The Arizona Supreme Court has ruled that a state right to abortion is invalid because it was based on the federal rights claimed by the now-defunct Roe v. Wade abortion ruling, which has since been tossed out by the U.S. Supreme Court.

The effect is that a Civil War-era abortion ban in the state can be enforced, after a district court takes further action in the dispute.

Marjorie Dannenfelser, the chief of SBA Pro-Life America, explained now unborn children in Arizona now can be protected throughout pregnancy.

"We celebrate this enormous victory for unborn children and their mothers. Reinstating Arizona’s pro-life law will protect more than 11,000 babies annually at all stages of pregnancy while providing an exception for the life of the mother. This includes babies who have heartbeats, babies who can feel pain, and babies who can smile and suck their thumbs. Today’s state Supreme Court decision is a major advancement in the fight for life in Arizona," she explained.

"The compassion of the pro-life movement won in court today, but we must continue to fight. While Republicans have passed bills to ensure that babies born alive after failed abortions receive medical care and stepped up their support for programs that provide life-affirming help for pregnant moms facing homelessness, pro-abortion Gov. Katie Hobbs vetoed born-alive protections and her administration has attacked and defunded pro-life safety net providers."

She added, "Governor Hobbs and her pro-abortion allies will pour millions into deceiving the voters about the upcoming amendment that permits abortion on demand when babies can feel pain and survive outside the womb. We must defeat this extreme measure that would force Arizonans to pay for abortions and eliminate health protections for women."

She warned the pro-abortion ballot proposal would allow "unrestricted, unregulated abortion at any time in pregnancy."

It also would kill longstanding health and safety standards including parental consent, informed consent and abortion business inspections, and force Arizonans to pay abortionists for their services.

The ADF explained the state Supreme Court ruling found a lower court had misinterpreted the law.

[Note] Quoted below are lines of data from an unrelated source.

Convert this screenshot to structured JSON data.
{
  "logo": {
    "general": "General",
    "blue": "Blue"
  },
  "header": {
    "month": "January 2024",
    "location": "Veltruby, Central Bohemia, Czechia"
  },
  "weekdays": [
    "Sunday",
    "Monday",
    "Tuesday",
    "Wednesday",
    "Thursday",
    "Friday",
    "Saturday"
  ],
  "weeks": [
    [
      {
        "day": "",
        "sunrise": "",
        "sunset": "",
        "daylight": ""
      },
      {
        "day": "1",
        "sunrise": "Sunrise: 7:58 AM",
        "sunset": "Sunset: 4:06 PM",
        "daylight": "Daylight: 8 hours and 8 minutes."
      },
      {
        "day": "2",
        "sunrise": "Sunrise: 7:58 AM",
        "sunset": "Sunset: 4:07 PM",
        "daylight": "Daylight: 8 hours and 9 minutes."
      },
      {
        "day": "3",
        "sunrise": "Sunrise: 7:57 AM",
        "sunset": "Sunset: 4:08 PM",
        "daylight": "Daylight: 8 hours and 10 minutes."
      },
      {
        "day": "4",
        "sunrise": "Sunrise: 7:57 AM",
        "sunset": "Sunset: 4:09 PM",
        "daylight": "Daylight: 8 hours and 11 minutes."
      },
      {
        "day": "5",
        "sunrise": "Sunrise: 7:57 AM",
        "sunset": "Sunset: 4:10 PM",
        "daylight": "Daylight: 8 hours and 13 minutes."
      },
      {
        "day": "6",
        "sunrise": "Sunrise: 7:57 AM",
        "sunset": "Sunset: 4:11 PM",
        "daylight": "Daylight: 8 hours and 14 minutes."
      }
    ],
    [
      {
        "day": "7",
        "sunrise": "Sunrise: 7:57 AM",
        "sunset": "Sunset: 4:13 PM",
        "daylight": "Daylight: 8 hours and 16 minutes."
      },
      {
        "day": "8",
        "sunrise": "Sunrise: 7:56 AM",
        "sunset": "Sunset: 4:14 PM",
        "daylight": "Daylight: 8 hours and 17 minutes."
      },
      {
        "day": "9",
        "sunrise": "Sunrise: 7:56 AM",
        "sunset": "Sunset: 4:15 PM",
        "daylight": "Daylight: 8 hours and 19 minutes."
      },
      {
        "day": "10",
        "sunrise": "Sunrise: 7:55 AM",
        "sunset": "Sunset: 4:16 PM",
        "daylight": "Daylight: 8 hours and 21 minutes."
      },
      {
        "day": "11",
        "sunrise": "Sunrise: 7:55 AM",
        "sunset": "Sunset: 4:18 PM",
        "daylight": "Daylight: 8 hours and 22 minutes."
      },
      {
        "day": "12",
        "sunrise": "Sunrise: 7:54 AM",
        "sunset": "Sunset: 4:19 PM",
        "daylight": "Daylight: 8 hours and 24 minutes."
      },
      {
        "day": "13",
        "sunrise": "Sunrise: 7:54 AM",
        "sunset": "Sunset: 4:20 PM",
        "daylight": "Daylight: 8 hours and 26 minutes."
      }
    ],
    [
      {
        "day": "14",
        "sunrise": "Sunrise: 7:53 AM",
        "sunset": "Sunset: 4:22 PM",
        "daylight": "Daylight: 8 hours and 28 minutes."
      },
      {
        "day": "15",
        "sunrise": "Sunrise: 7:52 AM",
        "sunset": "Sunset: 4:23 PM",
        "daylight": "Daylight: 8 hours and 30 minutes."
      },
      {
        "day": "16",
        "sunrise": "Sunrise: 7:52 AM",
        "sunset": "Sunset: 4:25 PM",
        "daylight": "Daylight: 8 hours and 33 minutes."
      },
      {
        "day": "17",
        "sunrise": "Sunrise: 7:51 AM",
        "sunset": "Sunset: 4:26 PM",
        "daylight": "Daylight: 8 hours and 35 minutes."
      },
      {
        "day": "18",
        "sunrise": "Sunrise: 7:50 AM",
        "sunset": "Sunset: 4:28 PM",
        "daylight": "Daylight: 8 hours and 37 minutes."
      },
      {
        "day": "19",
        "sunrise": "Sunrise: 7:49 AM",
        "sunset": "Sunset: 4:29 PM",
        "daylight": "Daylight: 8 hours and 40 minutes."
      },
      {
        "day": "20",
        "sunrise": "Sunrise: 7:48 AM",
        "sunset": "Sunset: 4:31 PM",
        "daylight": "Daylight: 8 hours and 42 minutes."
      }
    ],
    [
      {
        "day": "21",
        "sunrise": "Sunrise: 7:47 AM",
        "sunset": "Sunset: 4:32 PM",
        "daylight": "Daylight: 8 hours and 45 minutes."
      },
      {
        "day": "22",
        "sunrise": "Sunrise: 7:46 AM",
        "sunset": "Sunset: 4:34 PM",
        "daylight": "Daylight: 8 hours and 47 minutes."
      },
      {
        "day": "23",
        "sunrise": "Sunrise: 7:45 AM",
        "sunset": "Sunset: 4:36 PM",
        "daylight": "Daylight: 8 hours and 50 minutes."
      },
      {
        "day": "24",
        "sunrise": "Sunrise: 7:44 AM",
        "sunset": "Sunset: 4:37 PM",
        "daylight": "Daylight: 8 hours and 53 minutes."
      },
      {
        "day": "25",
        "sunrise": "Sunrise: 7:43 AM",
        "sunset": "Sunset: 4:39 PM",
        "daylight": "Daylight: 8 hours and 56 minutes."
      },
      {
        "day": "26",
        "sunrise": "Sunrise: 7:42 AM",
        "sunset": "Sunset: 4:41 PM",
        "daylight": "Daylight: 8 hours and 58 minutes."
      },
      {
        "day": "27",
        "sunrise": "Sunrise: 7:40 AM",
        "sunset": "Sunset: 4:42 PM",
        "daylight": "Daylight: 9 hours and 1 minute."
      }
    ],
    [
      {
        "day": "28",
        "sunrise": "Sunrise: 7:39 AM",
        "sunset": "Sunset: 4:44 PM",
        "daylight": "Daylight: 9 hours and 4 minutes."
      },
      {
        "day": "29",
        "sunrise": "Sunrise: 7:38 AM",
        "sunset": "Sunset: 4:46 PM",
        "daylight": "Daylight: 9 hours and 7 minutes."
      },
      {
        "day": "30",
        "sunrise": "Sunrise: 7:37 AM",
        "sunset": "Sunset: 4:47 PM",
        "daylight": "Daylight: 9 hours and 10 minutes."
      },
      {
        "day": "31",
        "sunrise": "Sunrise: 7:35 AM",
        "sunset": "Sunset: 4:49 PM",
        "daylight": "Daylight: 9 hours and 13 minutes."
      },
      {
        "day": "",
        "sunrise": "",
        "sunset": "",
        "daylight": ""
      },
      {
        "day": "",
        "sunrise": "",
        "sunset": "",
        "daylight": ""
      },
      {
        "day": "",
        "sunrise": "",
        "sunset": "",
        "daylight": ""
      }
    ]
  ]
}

The organization represented Dr. Eric Hazelrigg, an obstetrician and medical director of Choices Pregnancy Center in Arizona, who filed a petition last March asking the state’s high court to review an Arizona Court of Appeals decision.

"Life is a human right, and today’s decision allows the state to respect that right and fully protect life again—just as the legislature intended," said ADF spokesman Jake Warner. "Life begins at conception. At just six weeks, unborn babies’ hearts begin to beat. At eight weeks, they have fingers and toes. And at 10 weeks, their unique fingerprints begin to form. Arizona’s pro-life law has protected unborn children for over 100 years, and the people of Arizona, through their elected representatives, have repeatedly affirmed that law, including as recently as 2022. We celebrate the Arizona Supreme Court’s decision that allows the state’s pro-life law to again protect the lives of countless, innocent unborn children."

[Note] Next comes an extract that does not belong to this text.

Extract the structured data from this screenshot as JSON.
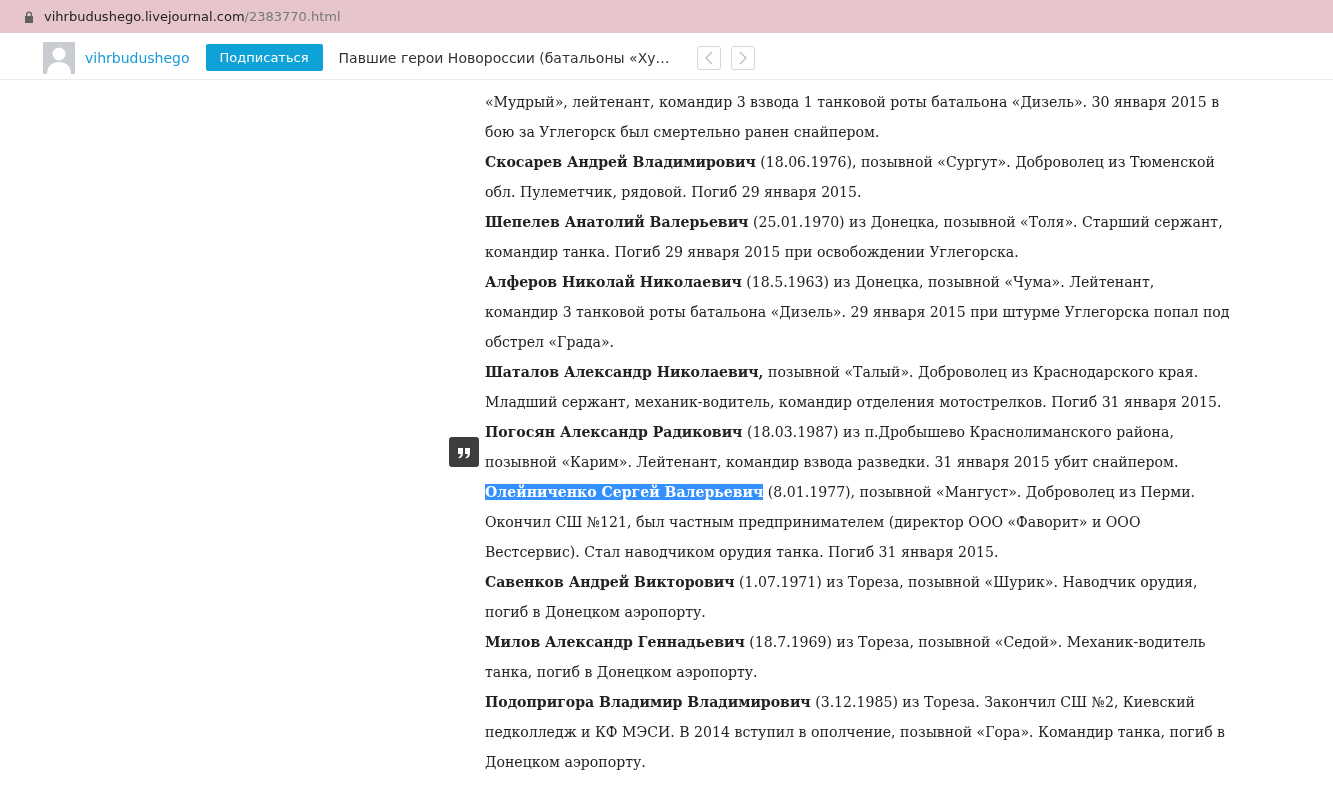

The court's ruling said, "We conclude that [Arizona's law] does not create a right to, or otherwise provide independent statutory authority for, an abortion that repeals or restricts [the law], but rather is predicated entirely on the existence of a federal constitutional right to an abortion since disclaimed by Dobbs v. Jackson Women’s Health Organization.

"Absent the federal constitutional abortion right, and because [the law] does not independently authorize abortion, there is no provision in federal or state law prohibiting [the law’s] operation. Accordingly, [Arizona’s law] is now enforceable."

The court continued, "For the reasons discussed, the legislature has demonstrated its consistent design to restrict elective abortion to the degree permitted by the Supremacy Clause and an unwavering intent since 1864 to proscribe elective abortions absent a federal constitutional right—precisely what it intended and accomplished in § 36-2322. To date, our legislature has never affirmatively created a right to, or independently authorized, elective abortion. We defer, as we are constitutionally obligated to do, to the legislature’s judgment, which is accountable to, and thus reflects, the mutable will of our citizens."